You can see these results by actually enumerating the outcomes: (H,H), (H,T), (T,H), (T,T). So, there is only one possibility of getting either two heads or two tails, while there are two possibilities for getting one head. These outcomes lead to the probabilities above.
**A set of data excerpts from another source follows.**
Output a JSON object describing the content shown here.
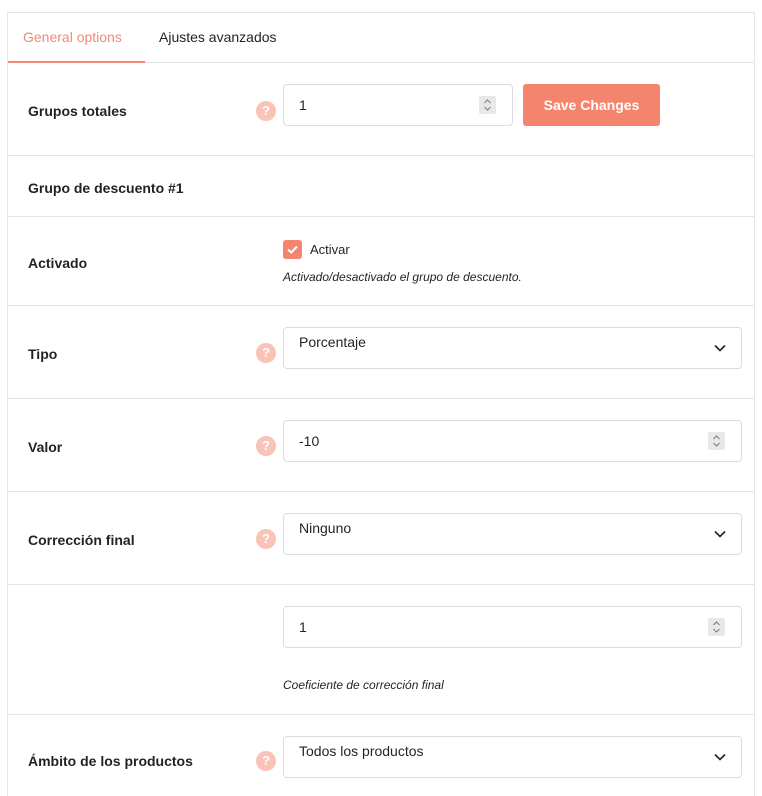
{
  "tabs": [
    {
      "label": "General options",
      "active": true
    },
    {
      "label": "Ajustes avanzados",
      "active": false
    }
  ],
  "help_glyph": "?",
  "grupos_totales": {
    "label": "Grupos totales",
    "value": "1"
  },
  "save_button": {
    "label": "Save Changes"
  },
  "grupo_heading": "Grupo de descuento #1",
  "activado": {
    "label": "Activado",
    "checkbox_label": "Activar",
    "checked": true,
    "description": "Activado/desactivado el grupo de descuento."
  },
  "tipo": {
    "label": "Tipo",
    "selected": "Porcentaje"
  },
  "valor": {
    "label": "Valor",
    "value": "-10"
  },
  "correccion_final": {
    "label": "Corrección final",
    "selected": "Ninguno"
  },
  "coeficiente": {
    "value": "1",
    "description": "Coeficiente de corrección final"
  },
  "ambito": {
    "label": "Ámbito de los productos",
    "selected": "Todos los productos"
  },
  "colors": {
    "accent": "#f5846f",
    "help": "#f9c3b7",
    "tab_active": "#f08a75"
  },
  "icons": {
    "help": "question-icon",
    "spinner": "number-spinner-icon",
    "dropdown": "chevron-down-icon",
    "check": "checkmark-icon"
  }
}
Try the formulas for three coins and verify the probabilities for the 8 outcomes: (H,H,H), (H,H,T), (H,T,H), (T,H,H), (T,T,H), (T,H,T), (H,T,T), (T,T,T).
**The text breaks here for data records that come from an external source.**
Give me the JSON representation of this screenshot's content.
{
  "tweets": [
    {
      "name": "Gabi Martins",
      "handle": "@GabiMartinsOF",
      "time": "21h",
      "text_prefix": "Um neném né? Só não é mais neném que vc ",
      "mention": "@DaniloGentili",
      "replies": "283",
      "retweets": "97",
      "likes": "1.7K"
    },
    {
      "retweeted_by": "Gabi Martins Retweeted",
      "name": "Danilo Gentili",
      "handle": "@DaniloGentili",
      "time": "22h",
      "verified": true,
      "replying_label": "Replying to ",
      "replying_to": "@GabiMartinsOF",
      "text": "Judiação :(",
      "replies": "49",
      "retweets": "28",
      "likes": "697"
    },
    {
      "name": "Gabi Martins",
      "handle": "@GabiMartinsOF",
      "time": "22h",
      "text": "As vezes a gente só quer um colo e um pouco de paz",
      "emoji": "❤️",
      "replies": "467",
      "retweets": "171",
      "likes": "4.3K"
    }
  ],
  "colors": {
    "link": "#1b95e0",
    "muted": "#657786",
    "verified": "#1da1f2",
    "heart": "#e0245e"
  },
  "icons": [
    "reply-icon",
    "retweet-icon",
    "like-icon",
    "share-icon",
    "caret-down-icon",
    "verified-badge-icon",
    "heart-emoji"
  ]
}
The probability of getting 6 heads in tossing 10 coins is

$P_{10}(6)=\dfrac{10!}{6!(10-6)!2^{10}}=\dfrac{10!}{6!4!2^{10}}=\dfrac{10\cdot 9\cdot 8\cdot 7}{4\cdot 3\cdot 2\cdot 1\times 1024}=0.20508,$

and the probability of getting 6000 heads in tossing 10000 coins is

$P_{10000}(6000)=\dfrac{10000!}{6000!(10000-6000)!2^{10000}}=\dfrac{10000!}{6000!4000!2^{10000}}.$

Most calculators cannot find the answer to this probability, because of the large factorials. However, there is a formula which approximates the natural logarithm of $P_n(m)$ very accurately when both $n$ and $m$ are large, and all scientific calculators are capable of finding the result of that formula. Here is the formula:

$\ln[P_n(m)]=0.5\ln\left(\dfrac{n}{2\pi m(n-m)}\right)+m\ln\left(\dfrac{n}{m}-1\right)-n\ln\left(2-\dfrac{2m}{n}\right).$

Knowing the logarithm, you can find the probability itself: $P_n(m)\approx e^{\ln[P_n(m)]}$. You can check the formula against the exact result for not-so-large values such as $(n=20,m=12)$, $(n=30,m=18)$, $(n=50,m=30)$, and $(n=100,m=60)$, and note that as $n$ and $m$ get larger and larger, the approximation becomes better and better. For $(n=10000,m=6000)$, you get

$\ln[P_{10000}(6000)]=0.5\ln\left(\dfrac{10000}{2\pi 6000(4000)}\right)+6000\ln\left(\dfrac{10}{6}-1\right)-10000\ln\left(2-\dfrac{12}{10}\right)$

or
$\ln[P_{10000}(6000)]=0.5\ln\left(\dfrac{1}{4800\pi}\right)+6000\ln\left(\dfrac{2}{3}\right)-10000\ln\left(0.8\right)=-206.166$

and

$P_{10000}(6000)=e^{-206.166}=2.9\times10^{-90}.$

This is approximately 0.000…0003 with 89 zeros between the decimal point and 3. You should multiply this by 100 to get the percentage. That gets rid of two zeros.